Transgender patients’ avoidance of emergency care is also concerning given that they are already at higher risk for psychiatric conditions, substance use problems, homelessness, HIV infection, suicide, homicide, and sexual and physical assault. In this study, 43.8% had been physically assaulted and 31.3% had been sexually assaulted.4

Yet clinicians also must avoid making assumptions about transgender patients, recognize the diversity of the population, and become educated about transgender care.

Care for transgender patients is basic, not “special,” training, Dr Chisolm-Straker said. Medical schools need to prioritize including this training in their curricula, and Dr Chisolm-Straker is working with her colleagues to build an appropriate CME curriculum.

“Emergency medicine practitioners need to know about gender-affirming non-medical, medical, and surgical interventions, possible complications, and appropriate interventions,” she told Medical Bag.

They also need to approach all encounters with basic courtesy and professionalism, she said, starting with their introductions. She recommends using patients’ last names initially: “For example, ‘Johnson? Hi, I’m Dr Chisolm-Straker, [how] what do you like to be called?’ Doing that signals to transgender and gender nonconforming patients that you may be the kind of clinician who is willing to use their correct pronouns, which we all should be,” she told Medical Bag. “If you’re unsure about the pronoun to use, just ask. Then use the correct pronoun. If you make a mistake, genuinely apologize and move on.”

She also emphasized the importance of having this conversation in respectful, low voices if it is taking place in a non-private space to avoid outing patients to anyone within earshot.

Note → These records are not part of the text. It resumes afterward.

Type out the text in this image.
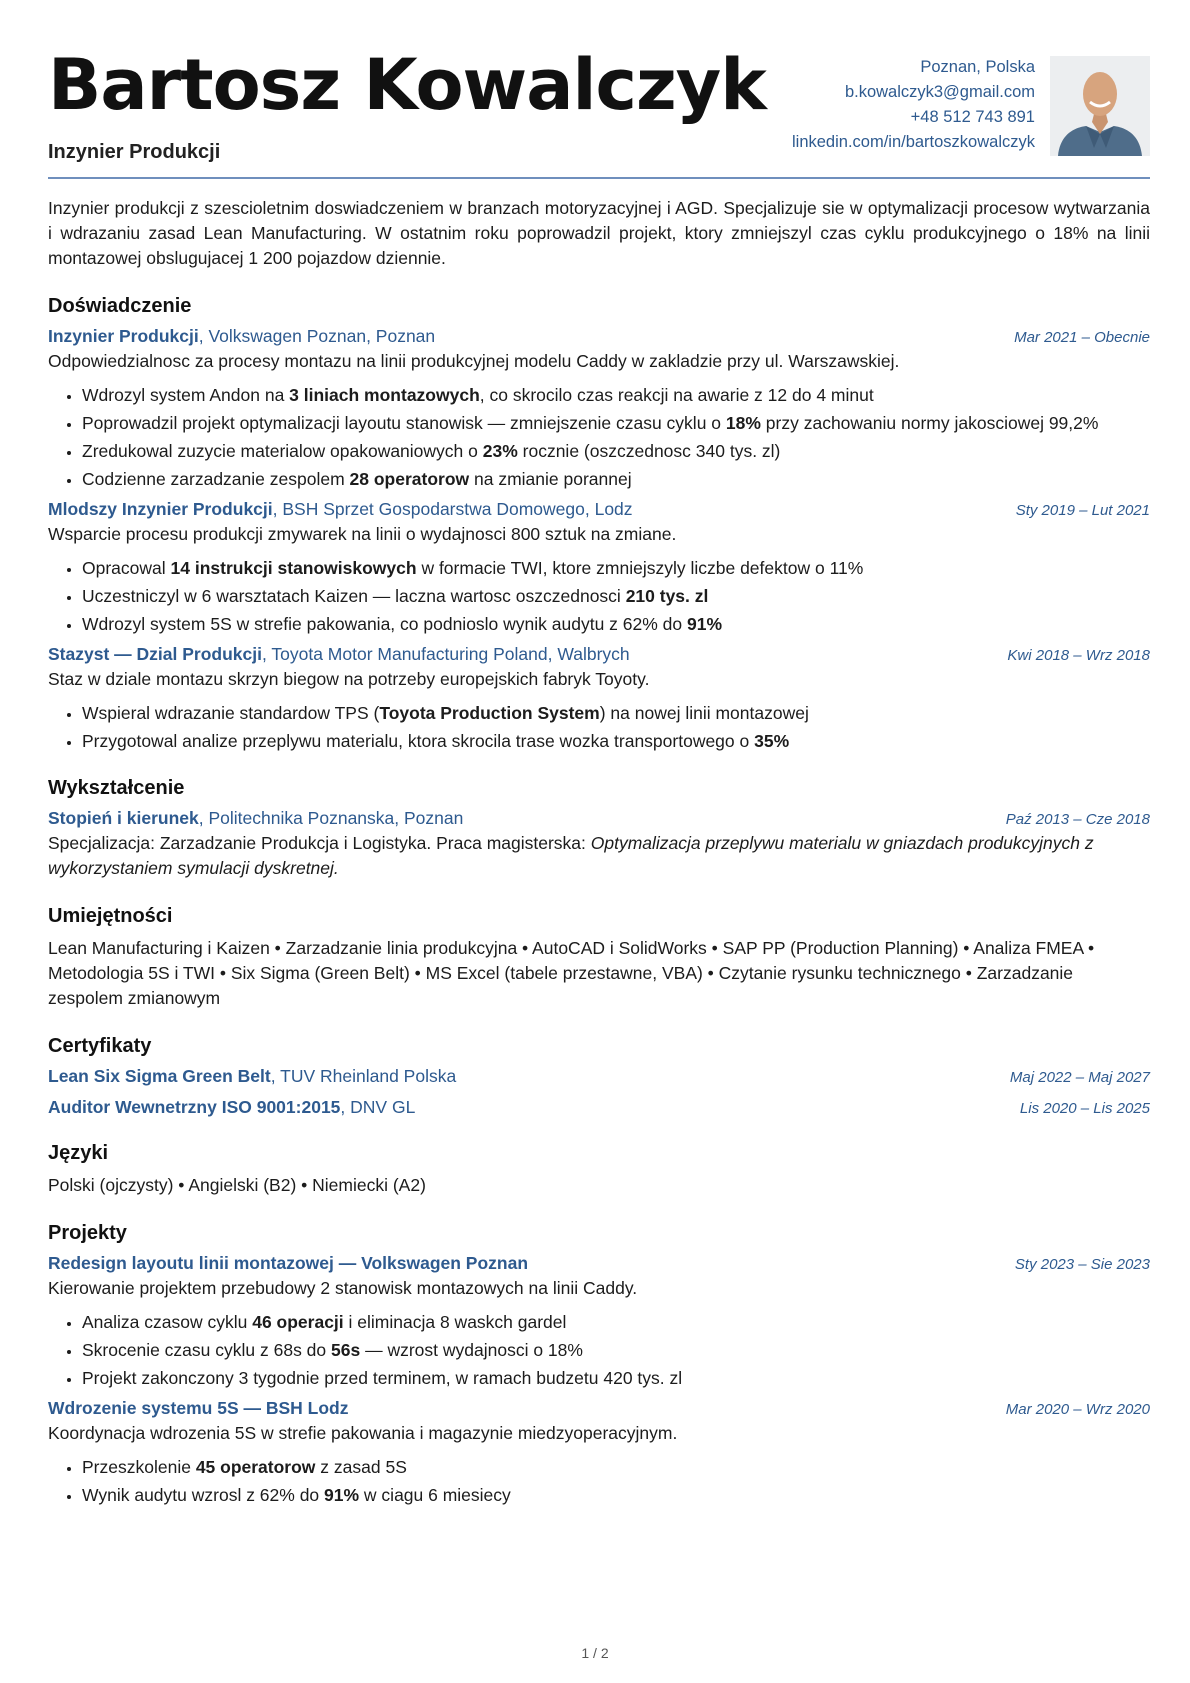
Bartosz Kowalczyk
Inzynier Produkcji
Poznan, Polska
b.kowalczyk3@gmail.com
+48 512 743 891
linkedin.com/in/bartoszkowalczyk
Inzynier produkcji z szescioletnim doswiadczeniem w branzach motoryzacyjnej i AGD. Specjalizuje sie w optymalizacji procesow wytwarzania i wdrazaniu zasad Lean Manufacturing. W ostatnim roku poprowadzil projekt, ktory zmniejszyl czas cyklu produkcyjnego o 18% na linii montazowej obslugujacej 1 200 pojazdow dziennie.
Doświadczenie
Inzynier Produkcji, Volkswagen Poznan, Poznan	Mar 2021 – Obecnie
Odpowiedzialnosc za procesy montazu na linii produkcyjnej modelu Caddy w zakladzie przy ul. Warszawskiej.
• Wdrozyl system Andon na 3 liniach montazowych, co skrocilo czas reakcji na awarie z 12 do 4 minut
• Poprowadzil projekt optymalizacji layoutu stanowisk — zmniejszenie czasu cyklu o 18% przy zachowaniu normy jakosciowej 99,2%
• Zredukowal zuzycie materialow opakowaniowych o 23% rocznie (oszczednosc 340 tys. zl)
• Codzienne zarzadzanie zespolem 28 operatorow na zmianie porannej
Mlodszy Inzynier Produkcji, BSH Sprzet Gospodarstwa Domowego, Lodz	Sty 2019 – Lut 2021
Wsparcie procesu produkcji zmywarek na linii o wydajnosci 800 sztuk na zmiane.
• Opracowal 14 instrukcji stanowiskowych w formacie TWI, ktore zmniejszyly liczbe defektow o 11%
• Uczestniczyl w 6 warsztatach Kaizen — laczna wartosc oszczednosci 210 tys. zl
• Wdrozyl system 5S w strefie pakowania, co podnioslo wynik audytu z 62% do 91%
Stazyst — Dzial Produkcji, Toyota Motor Manufacturing Poland, Walbrych	Kwi 2018 – Wrz 2018
Staz w dziale montazu skrzyn biegow na potrzeby europejskich fabryk Toyoty.
• Wspieral wdrazanie standardow TPS (Toyota Production System) na nowej linii montazowej
• Przygotowal analize przeplywu materialu, ktora skrocila trase wozka transportowego o 35%
Wykształcenie
Stopień i kierunek, Politechnika Poznanska, Poznan	Paź 2013 – Cze 2018
Specjalizacja: Zarzadzanie Produkcja i Logistyka. Praca magisterska: Optymalizacja przeplywu materialu w gniazdach produkcyjnych z wykorzystaniem symulacji dyskretnej.
Umiejętności
Lean Manufacturing i Kaizen • Zarzadzanie linia produkcyjna • AutoCAD i SolidWorks • SAP PP (Production Planning) • Analiza FMEA • Metodologia 5S i TWI • Six Sigma (Green Belt) • MS Excel (tabele przestawne, VBA) • Czytanie rysunku technicznego • Zarzadzanie zespolem zmianowym
Certyfikaty
Lean Six Sigma Green Belt, TUV Rheinland Polska	Maj 2022 – Maj 2027
Auditor Wewnetrzny ISO 9001:2015, DNV GL	Lis 2020 – Lis 2025
Języki
Polski (ojczysty) • Angielski (B2) • Niemiecki (A2)
Projekty
Redesign layoutu linii montazowej — Volkswagen Poznan	Sty 2023 – Sie 2023
Kierowanie projektem przebudowy 2 stanowisk montazowych na linii Caddy.
• Analiza czasow cyklu 46 operacji i eliminacja 8 waskch gardel
• Skrocenie czasu cyklu z 68s do 56s — wzrost wydajnosci o 18%
• Projekt zakonczony 3 tygodnie przed terminem, w ramach budzetu 420 tys. zl
Wdrozenie systemu 5S — BSH Lodz	Mar 2020 – Wrz 2020
Koordynacja wdrozenia 5S w strefie pakowania i magazynie miedzyoperacyjnym.
• Przeszkolenie 45 operatorow z zasad 5S
• Wynik audytu wzrosl z 62% do 91% w ciagu 6 miesiecy
1 / 2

“One of my biggest fears is that a receptionist or doctor will make it obvious to other patients that I am trans,” Mr Bergman told Medical Bag. “We live in a world where trans people are murdered every day, so it is important that we can trust medical professionals to keep our status private.”

The time to start addressing widespread systemic problems with emergency care for transgender people is now, wrote Drs Gorton and Berdahl.2 “ED personnel will need to work for decades to gain the trust of transgender patients who are familiar with stories of transphobic incidents in the ED.”

Jack Bergman offered some simple suggestions for physicians to facilitate appropriate, quality medical care for transgender or gender-nonconforming patients:

  • Call us by our chosen name and make it a priority that whoever calls us from the waiting room does so as well.
  • Use our preferred pronouns!
  • Keep our status private, and be aware of the fact that we may feel threatened by the other patients.
  • Ask questions — we are happy to teach doctors, because that means that the next trans person to come in will have a better time.
  • If we are experiencing something that might not make sense, research it and run every test. There are a lot of side effects [of the transgender process] that people are unaware of, and it’s important not to let our health be swept under the rug simply because it is not understood.


  1. Flores AR, Herman JL, Gates GJ, Brown TNT. How many adults identify as transgender in the United States? The Williams Institute UCLA School of Law. Published June 2016. Accessed June 29, 2018.
  2. Gorton RN, Berdahl CT. Improving the quality of emergency care for transgender patients. Ann Emerg Med. 2018;71(2):189-192.
  3. Chisolm-Straker M, Willging C, Daul AD, et al. Transgender and gender-nonconforming patients in the emergency department: what physicians know, think, and do. Ann Emerg Med. 2018;71(2):183-188.
  4. Samuels EA, Tape C, Garber N, Bowman S, Choo EK. “Sometimes you feel like the freak show”: a qualitative assessment of emergency care experiences among transgender and gender-nonconforming patients. Ann Emerg Med. 2018;71(2):170-182.